The lights began to flash once more.

“I can explain after class,” Amber offered graciously. “Right now I think it’s Vince’s turn to blow some shit up.”

“Um, thanks,” Vince said uncertainly. He had drained quite a few lighters recently, but he had a suspicion that if he didn’t finally use the electricity Coach George had mandated, he would be lectured about it at very loud volumes. Besides, this actually was a good learning opportunity. Up until now he’d just been absorbing from the battery, then recharging it at the end of class since powers had been off limits during close combat. Vince already knew how to shoot fire; today he could see how good he was with lightning.
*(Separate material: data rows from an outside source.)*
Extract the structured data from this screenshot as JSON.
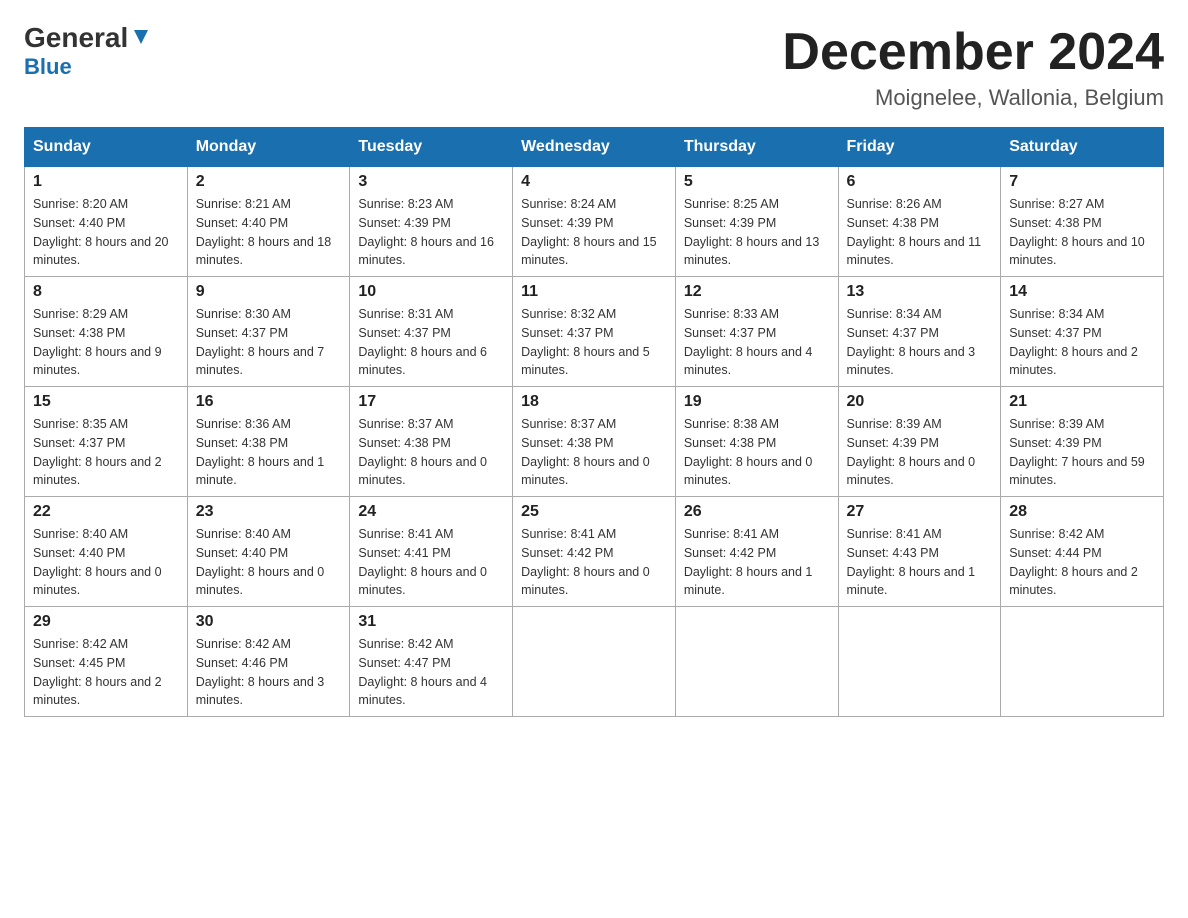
{
  "header": {
    "logo_general": "General",
    "logo_blue": "Blue",
    "month_title": "December 2024",
    "location": "Moignelee, Wallonia, Belgium"
  },
  "days_of_week": [
    "Sunday",
    "Monday",
    "Tuesday",
    "Wednesday",
    "Thursday",
    "Friday",
    "Saturday"
  ],
  "weeks": [
    [
      {
        "day": "1",
        "sunrise": "8:20 AM",
        "sunset": "4:40 PM",
        "daylight": "8 hours and 20 minutes."
      },
      {
        "day": "2",
        "sunrise": "8:21 AM",
        "sunset": "4:40 PM",
        "daylight": "8 hours and 18 minutes."
      },
      {
        "day": "3",
        "sunrise": "8:23 AM",
        "sunset": "4:39 PM",
        "daylight": "8 hours and 16 minutes."
      },
      {
        "day": "4",
        "sunrise": "8:24 AM",
        "sunset": "4:39 PM",
        "daylight": "8 hours and 15 minutes."
      },
      {
        "day": "5",
        "sunrise": "8:25 AM",
        "sunset": "4:39 PM",
        "daylight": "8 hours and 13 minutes."
      },
      {
        "day": "6",
        "sunrise": "8:26 AM",
        "sunset": "4:38 PM",
        "daylight": "8 hours and 11 minutes."
      },
      {
        "day": "7",
        "sunrise": "8:27 AM",
        "sunset": "4:38 PM",
        "daylight": "8 hours and 10 minutes."
      }
    ],
    [
      {
        "day": "8",
        "sunrise": "8:29 AM",
        "sunset": "4:38 PM",
        "daylight": "8 hours and 9 minutes."
      },
      {
        "day": "9",
        "sunrise": "8:30 AM",
        "sunset": "4:37 PM",
        "daylight": "8 hours and 7 minutes."
      },
      {
        "day": "10",
        "sunrise": "8:31 AM",
        "sunset": "4:37 PM",
        "daylight": "8 hours and 6 minutes."
      },
      {
        "day": "11",
        "sunrise": "8:32 AM",
        "sunset": "4:37 PM",
        "daylight": "8 hours and 5 minutes."
      },
      {
        "day": "12",
        "sunrise": "8:33 AM",
        "sunset": "4:37 PM",
        "daylight": "8 hours and 4 minutes."
      },
      {
        "day": "13",
        "sunrise": "8:34 AM",
        "sunset": "4:37 PM",
        "daylight": "8 hours and 3 minutes."
      },
      {
        "day": "14",
        "sunrise": "8:34 AM",
        "sunset": "4:37 PM",
        "daylight": "8 hours and 2 minutes."
      }
    ],
    [
      {
        "day": "15",
        "sunrise": "8:35 AM",
        "sunset": "4:37 PM",
        "daylight": "8 hours and 2 minutes."
      },
      {
        "day": "16",
        "sunrise": "8:36 AM",
        "sunset": "4:38 PM",
        "daylight": "8 hours and 1 minute."
      },
      {
        "day": "17",
        "sunrise": "8:37 AM",
        "sunset": "4:38 PM",
        "daylight": "8 hours and 0 minutes."
      },
      {
        "day": "18",
        "sunrise": "8:37 AM",
        "sunset": "4:38 PM",
        "daylight": "8 hours and 0 minutes."
      },
      {
        "day": "19",
        "sunrise": "8:38 AM",
        "sunset": "4:38 PM",
        "daylight": "8 hours and 0 minutes."
      },
      {
        "day": "20",
        "sunrise": "8:39 AM",
        "sunset": "4:39 PM",
        "daylight": "8 hours and 0 minutes."
      },
      {
        "day": "21",
        "sunrise": "8:39 AM",
        "sunset": "4:39 PM",
        "daylight": "7 hours and 59 minutes."
      }
    ],
    [
      {
        "day": "22",
        "sunrise": "8:40 AM",
        "sunset": "4:40 PM",
        "daylight": "8 hours and 0 minutes."
      },
      {
        "day": "23",
        "sunrise": "8:40 AM",
        "sunset": "4:40 PM",
        "daylight": "8 hours and 0 minutes."
      },
      {
        "day": "24",
        "sunrise": "8:41 AM",
        "sunset": "4:41 PM",
        "daylight": "8 hours and 0 minutes."
      },
      {
        "day": "25",
        "sunrise": "8:41 AM",
        "sunset": "4:42 PM",
        "daylight": "8 hours and 0 minutes."
      },
      {
        "day": "26",
        "sunrise": "8:41 AM",
        "sunset": "4:42 PM",
        "daylight": "8 hours and 1 minute."
      },
      {
        "day": "27",
        "sunrise": "8:41 AM",
        "sunset": "4:43 PM",
        "daylight": "8 hours and 1 minute."
      },
      {
        "day": "28",
        "sunrise": "8:42 AM",
        "sunset": "4:44 PM",
        "daylight": "8 hours and 2 minutes."
      }
    ],
    [
      {
        "day": "29",
        "sunrise": "8:42 AM",
        "sunset": "4:45 PM",
        "daylight": "8 hours and 2 minutes."
      },
      {
        "day": "30",
        "sunrise": "8:42 AM",
        "sunset": "4:46 PM",
        "daylight": "8 hours and 3 minutes."
      },
      {
        "day": "31",
        "sunrise": "8:42 AM",
        "sunset": "4:47 PM",
        "daylight": "8 hours and 4 minutes."
      },
      null,
      null,
      null,
      null
    ]
  ],
  "labels": {
    "sunrise": "Sunrise:",
    "sunset": "Sunset:",
    "daylight": "Daylight:"
  }
}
Vince stepped up to the center area where the others had shot from. The lights started pulsing and shadowy targets began to emerge and retract. Vince took a deep breath. Fire was wild, always aching to be let out. Shooting it wasn’t hard, all you really had to do was take aim and let it run free. He figured electricity was pretty similar in a lot of ways, so his best bet was to try the same methods he’d developed for fire.

Vince focused on one of the center targets and raised his right hand. What happened next was pieced together by the remaining film footage, accounts from Amber and Allen, and analysis of what remained from the shooting area.

The consensus was that Vince raised his hand, and what sprang from it was something that resembled a tree made of light. The initial bolt of lightning got halfway to its target before several other bolts arced off it, heading in different directions. From those more bolts arced off, and so on and so on. This all happened in less than half a second, so to the mundane eye it merely appeared as if Vince had conjured a massive blast of lighting going in nearly all forward directions (it was exceptionally fortunate that Amber and Allen were behind him) that struck simultaneously the target, the cardboard buildings, the walls, and nearly every instrument that moved the cutouts, arcing through their wiring and into the power grid for the room.